(Рец. на кн.: Шишкин М. Письмовник: Роман. М, 2010)
Опубликовано в журнале НЛО, номер 1, 2011
Денис Ларионов
ОБЩИЕ МЕСТА: В ЛЮБВИ И НА ВОЙНЕ
Шишкин М. Письмовник: Роман. — М.: АСТ; Астрель, 2010. — 412 с.
Не в последнюю очередь интерес к Михаилу Шишкину — не говоря уже о феерической премиальной судьбе1 — объясняется тем, что ему с блеском удалось претворить в жизнь тематические и формальные ожидания читательской аудитории, для которой вплоть до середины 1990-х образцом письма оставалась позднесоветская проза (Ю. Трифонов, А. Битов, В. Аксенов, В. Маканин и др.) и ее эпигоны, тогда как концептуалистские и иные практики, связанные с этической амбивалентностью, с расшатыванием языковых и социокультурных конвенций, иначе, как вызов, не воспринимались. В конце 1990-х — начале 2000-х, ознаменовавшихся значительным сокращением аудитории толстых журналов, эти ожидания, несколько огрубляя, сфокусировались на умеренной нелинейности структуры текста при сохранении квазиреалистического письма и этической однозначности: в качестве примеров можно назвать поздние вещи тех же Аксенова и Битова, для которых понятие нормы оставалось неколебимым на протяжении всего творческого пути. Впрочем, сближения с названными авторами не очень часто встречаются в прозе Шишкина; исключениями можно назвать лишь тематические переклички, одна из которых — воспроизведение модели деградирующей “интеллигентной семьи” (встречающееся в текстах Битова и Трифонова). Среди особенно повлиявших на него русских авторов прошлого века охотнее других Шишкин называет Владимира Набокова и Сашу Соколова2. Из зарубежных упоминается Джеймс Джойс3, чей opus magnum, переведенный и снабженный комментариями В. Хинкиса и С. Хоружего, был опубликован в конце 1980-х под эгидой “возвращения классики” и стал открытием для широкого советского читателя. Думается, в этом ряду влияний стоит и Уильям Фолкнер, чье творчество — в частности, роман “Шум и ярость” — оказало заметное влияние на позднесоветских и перестроечных авторов (в диапазоне от Марка Харитонова до Павла Крусанова): его работа со множеством точек зрения в рамках одного текста оказалась актуальной для отражения ситуации перелома эпох.

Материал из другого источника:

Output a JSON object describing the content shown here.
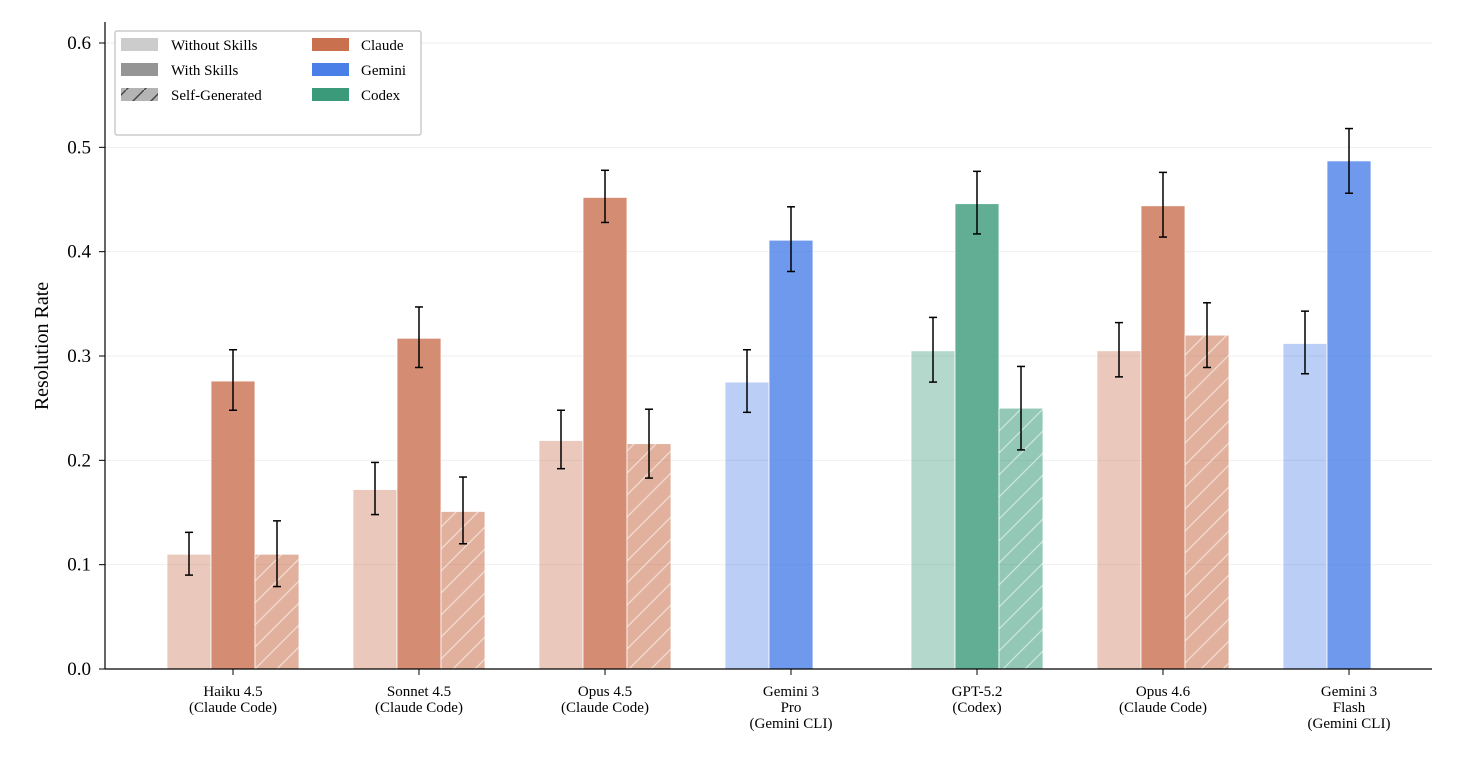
{
  "chart_data": {
    "type": "bar",
    "ylabel": "Resolution Rate",
    "xlabel": "",
    "ylim": [
      0,
      0.62
    ],
    "yticks": [
      "0.0",
      "0.1",
      "0.2",
      "0.3",
      "0.4",
      "0.5",
      "0.6"
    ],
    "grid": "horizontal",
    "legend_placement": "top-left",
    "legend": {
      "conditions": [
        "Without Skills",
        "With Skills",
        "Self-Generated"
      ],
      "families": [
        {
          "name": "Claude",
          "color": "#c9714f"
        },
        {
          "name": "Gemini",
          "color": "#4a7fe8"
        },
        {
          "name": "Codex",
          "color": "#3a9a7a"
        }
      ]
    },
    "categories": [
      {
        "label": [
          "Haiku 4.5",
          "(Claude Code)"
        ],
        "family": "Claude",
        "without": 0.11,
        "without_err": [
          0.09,
          0.131
        ],
        "with": 0.276,
        "with_err": [
          0.248,
          0.306
        ],
        "self": 0.11,
        "self_err": [
          0.079,
          0.142
        ]
      },
      {
        "label": [
          "Sonnet 4.5",
          "(Claude Code)"
        ],
        "family": "Claude",
        "without": 0.172,
        "without_err": [
          0.148,
          0.198
        ],
        "with": 0.317,
        "with_err": [
          0.289,
          0.347
        ],
        "self": 0.151,
        "self_err": [
          0.12,
          0.184
        ]
      },
      {
        "label": [
          "Opus 4.5",
          "(Claude Code)"
        ],
        "family": "Claude",
        "without": 0.219,
        "without_err": [
          0.192,
          0.248
        ],
        "with": 0.452,
        "with_err": [
          0.428,
          0.478
        ],
        "self": 0.216,
        "self_err": [
          0.183,
          0.249
        ]
      },
      {
        "label": [
          "Gemini 3",
          "Pro",
          "(Gemini CLI)"
        ],
        "family": "Gemini",
        "without": 0.275,
        "without_err": [
          0.246,
          0.306
        ],
        "with": 0.411,
        "with_err": [
          0.381,
          0.443
        ]
      },
      {
        "label": [
          "GPT-5.2",
          "(Codex)"
        ],
        "family": "Codex",
        "without": 0.305,
        "without_err": [
          0.275,
          0.337
        ],
        "with": 0.446,
        "with_err": [
          0.417,
          0.477
        ],
        "self": 0.25,
        "self_err": [
          0.21,
          0.29
        ]
      },
      {
        "label": [
          "Opus 4.6",
          "(Claude Code)"
        ],
        "family": "Claude",
        "without": 0.305,
        "without_err": [
          0.28,
          0.332
        ],
        "with": 0.444,
        "with_err": [
          0.414,
          0.476
        ],
        "self": 0.32,
        "self_err": [
          0.289,
          0.351
        ]
      },
      {
        "label": [
          "Gemini 3",
          "Flash",
          "(Gemini CLI)"
        ],
        "family": "Gemini",
        "without": 0.312,
        "without_err": [
          0.283,
          0.343
        ],
        "with": 0.487,
        "with_err": [
          0.456,
          0.518
        ]
      }
    ]
  }
}
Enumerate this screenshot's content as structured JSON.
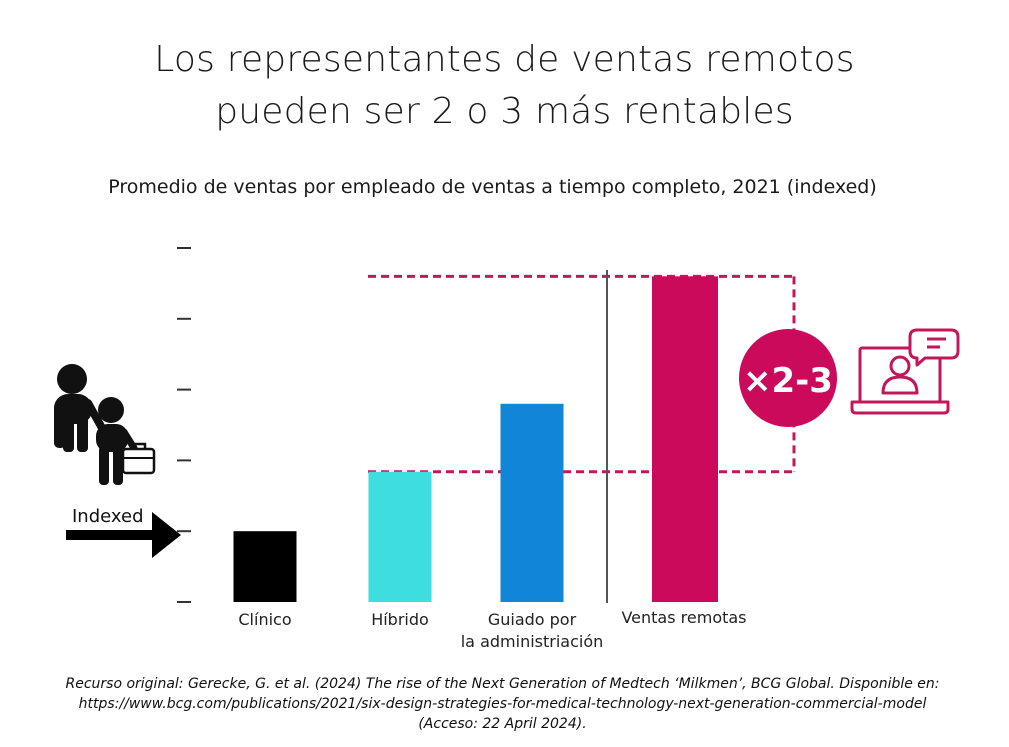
{
  "title_lines": [
    "Los representantes de ventas remotos",
    "pueden ser 2 o 3 más rentables"
  ],
  "chart_data": {
    "type": "bar",
    "subtitle": "Promedio de ventas por empleado de ventas a tiempo completo, 2021 (indexed)",
    "categories": [
      "Clínico",
      "Híbrido",
      "Guiado por\nla administriación",
      "Ventas remotas"
    ],
    "values": [
      1.0,
      1.84,
      2.8,
      4.6
    ],
    "ylim": [
      0,
      5
    ],
    "yticks": [
      0,
      1,
      2,
      3,
      4,
      5
    ],
    "y_tick_labels_shown": false,
    "colors": [
      "#000000",
      "#3ddde0",
      "#1185d8",
      "#cc0a5b"
    ],
    "baseline_label": "Indexed",
    "multiplier": "×2-3",
    "annotation_color": "#c2185b"
  },
  "icons": [
    "people-with-briefcase-icon",
    "arrow-right-icon",
    "laptop-user-chat-icon"
  ],
  "source_lines": [
    "Recurso original:  Gerecke, G. et al. (2024) The rise of the Next Generation of Medtech ‘Milkmen’, BCG Global. Disponible en:",
    "https://www.bcg.com/publications/2021/six-design-strategies-for-medical-technology-next-generation-commercial-model",
    "(Acceso: 22 April 2024)."
  ]
}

В семидесятые годы самостоятельно, почти не имея опыта чтения классических модернистских текстов, подобный метод разработал Саша Соколов, для романов которого характерна модификация позиции повествователя и изощренные языковые игры, проблематизирующие саму возможность описания реальности. После опытов обэриутов и Сигизмунда Кржижановского тексты Соколова были первым серьезным шагом к обновлению традиции, в рамках которой медиум, так сказать, оказывается важнее мессиджа. За рубежом в это же время подобные эксперименты были характерны для Сэмюэля Беккета, который в текстах 1960—1980-х годов стремился превратить “прозаический текст в сценарий <…> где с максимальной объективностью фиксируются мельчайшие изменения, происходящие с образом”4; некоторые из них вышли по-русски в конце 1980-х — начале 1990-х, время формирования авторской индивидуальности Шишкина, стремящегося пересмотреть не только “демиургическую” (в диапазоне от Владимира Набокова до Виктора Ерофеева), но и миноритарную позицию автора, сформировавшуюся в условиях неподцензурной словесности, ориентированной на радикальный формальный поиск и подчас исключающей саму возможность публикации (в первую очередь следует назвать тексты Павла Улитина, Леона Богданова, Бориса Кудрякова и Евгения Харитонова). Работая с матрицами классического русского романа, Шишкин моделирует характерные эпизоды, в рамках которых описание человеческих страданий соседствует с морализмом и сентиментальностью, которых давно не знала серьезная русская проза. Здесь уместно прибегнуть к прямой речи автора, в какой-то мере являющейся продолжением его художественных текстов: “Несущей конструкцией текста является царапание стилей, которое играет роль, традиционно отводимую конфликту между добром и злом, волей героя и роком, человеческим кулачком и медным всадником. Слова становятся героями, отстаивающими каждый свою картину мира, фразы — стилями. Друг о друга трутся не края фраз, а края мироощущений”5. При этом демонстрация “мироощущений” не превращается в нигилистическую констатацию исчерпанности эпистемологических сценариев или романа как жанра в целом, как это происходит в текстах Владимира Сорокина середины 1980-х (“Норма”, “Роман”), но отмечена стремлением обнаружить активные смысловые узлы в материале прошлого, пусть и скомпрометированном. Главная задача художника, по Шишкину, это переформатирование романной структуры при сохранении умеренно традиционалистского мессиджа6.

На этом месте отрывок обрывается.